Despite the government’s best efforts, Australians simply won’t move on from the federal budget. A fortnight out, it’s still news – online and in traditional media channels. The government has, inadvertently, created a conversation about something we had all but stopped talking about as a society: whether we are individuals who agree to act collectively, or a collective which agrees to dispense carve-outs to individuals.
It’s the conversation politicians haven’t wanted. In recent years – particularly during the Morrison and Albanese governments – both major parties have been inclined to the view that the citizenry serves the government which, in turn, dispenses favours as it sees fit. That’s now in tatters. The 2026 budget exploded what One Nation likes to refer to as the “uniparty” consensus, pushing the major parties back into their traditional ideological corners, preferring the individual – the Coalition – or the collective – Labor.
It’s also exposed the high-wire act attempted by the teals, who try to be both and end up as neither. One Nation is smug, seemingly unaware that it is seconds from exposing its own great weakness: an unresolvable policy contradiction at the heart of its platform.
The government, which rather favoured the major-party status quo, is responding with the traditional toolbox of tactics to try to move us on. In the past, it’s been able to rely on the media attention span to push inconvenient scrutiny back into the lonely corners of the internet, where policy nerds battle each other.
Feeding in new headlines is one way governments try to control public discussion. In February, ISIS brides were the Albanese government’s greatest problem. Back then, much to the amusement of cynical media observers, the government’s panicky media unit dusted off high-speed rail in an attempt to drive the arrivals off the front pages. Now, it seems, Albanese is rather glad of the distraction a new wave of arrivals has created.
Giving the news cycle an extra shove, the government has announced a $2 billion lawsuit against 3M’s “forever chemicals” – to the great surprise of those affected. As one of them told this masthead, “we went for so long with people telling us ‘there’s no health impacts from the chemicals, there’s nothing to see here, you don’t really have to worry about it, everybody’s got it in their blood’. Now, all of a sudden … ‘yes, we have a major problem, it’s costing us a lot of money, and we’re going to recoup it’.” Of course, the lawsuit is newsworthy, but the timing is also undoubtedly part of that news.
Everything that’s been done to reset the budget debate has failed or backfired. WA Labor senator Ellie Whittaker deployed a giraffe and a zebra toy on Instagram to explain negative gearing “how I’d explain it to my toddler”. That set off a candy-coloured cascade of condescending reels, including in The Guardian and the ABC, to counter the bitter humour of businesses making memes of Albanese as a lazy silent partner on the take. The videos themselves became a target of ridicule as Australians pushed back on the infantilisation.
So this week, the government pulled out the big guns and tried to tackle the concerns head-on. Despite treasury and ministerial offices swearing blind that it was not their practice to share modelling when I rang around the day after the budget to find the assumptions beneath some figures, Treasury secretary Jenny Wilkinson was wheeled out this week with “newly released Treasury modelling”.
It hasn’t stuck. Modelling can be made to show just about anything – it’s the assumptions that matter. Economists have zeroed in on Wilkinson’s admission that the budget hiked taxes because “revenue needs to be raised from somewhere”.
This headline has travelled further. It served as a reminder that instead of the government doing the hard yards on budgeting and governing in a world of trade-offs, it and public servants often lapse into treating the private sector as being there to support them rather than the other way around.

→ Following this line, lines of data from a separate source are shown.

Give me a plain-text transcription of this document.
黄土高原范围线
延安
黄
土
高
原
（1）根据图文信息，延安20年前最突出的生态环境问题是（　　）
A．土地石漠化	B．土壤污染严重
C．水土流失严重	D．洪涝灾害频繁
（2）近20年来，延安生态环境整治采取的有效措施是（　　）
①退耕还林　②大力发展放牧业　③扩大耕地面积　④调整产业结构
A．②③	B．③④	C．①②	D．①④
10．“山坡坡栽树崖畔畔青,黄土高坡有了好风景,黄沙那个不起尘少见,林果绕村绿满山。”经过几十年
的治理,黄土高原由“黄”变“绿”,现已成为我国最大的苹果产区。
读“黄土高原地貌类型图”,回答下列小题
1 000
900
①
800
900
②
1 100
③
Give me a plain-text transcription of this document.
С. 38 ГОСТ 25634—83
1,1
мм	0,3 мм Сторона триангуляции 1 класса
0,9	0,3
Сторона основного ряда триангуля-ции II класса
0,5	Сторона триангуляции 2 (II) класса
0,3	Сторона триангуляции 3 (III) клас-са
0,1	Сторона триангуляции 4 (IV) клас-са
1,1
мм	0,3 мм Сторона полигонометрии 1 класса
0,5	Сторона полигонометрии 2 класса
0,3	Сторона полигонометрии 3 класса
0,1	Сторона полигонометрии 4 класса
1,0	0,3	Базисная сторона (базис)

The worst has happened from the government’s perspective. The debate over whether we, the people, serve, or are served, has made the leap from policy debate to cultural chatter. Albanese’s talk of “carve-outs” from the tax changes for certain industries is underscoring the sense that government is now a system of patronage. The government grants taxpayers a portion of their income at its discretion, rather than being forced to justify what it takes.
For now, the new framing is helping One Nation most. Pauline Hanson is mopping up voters who’ve long felt politicians conceive of themselves as masters, not servants. But as the party becomes more prominent, its attempts at policy remain piecemeal and patchy.
The bifurcation of politics back into opposite philosophies brings the protest party closer to the big reveal: the inherent tension at its core.
On the one hand, One Nation demands a return to national sovereignty; on the other, its supporters fundamentally reject the institutions and bureaucracies required to manage that centralised concept.
Fear of the populist party has forced the major-party political pragmatists out of their managerial comfort and back to the ideological barricades. But how the populists themselves can offer anything other than a version of the managerialism they have disrupted remains unclear. There is only so long cultural annoyances about “woke” issues will continue to conceal the challenge ahead, if One Nation is ever to become a party of government.
The emerging order in politics is disorder; everything is up for negotiation, it seems. In the first instance, that means power is back in the hands of the people to decide what kind of society they want. The question is whether they’ll choose to act collectively, or doomscroll back into collective apathy.
Parnell Palme McGuinness is an insights and advocacy strategist. She has done work for the Liberal Party and the German Greens and is a senior fellow at the Centre for Independent Studies.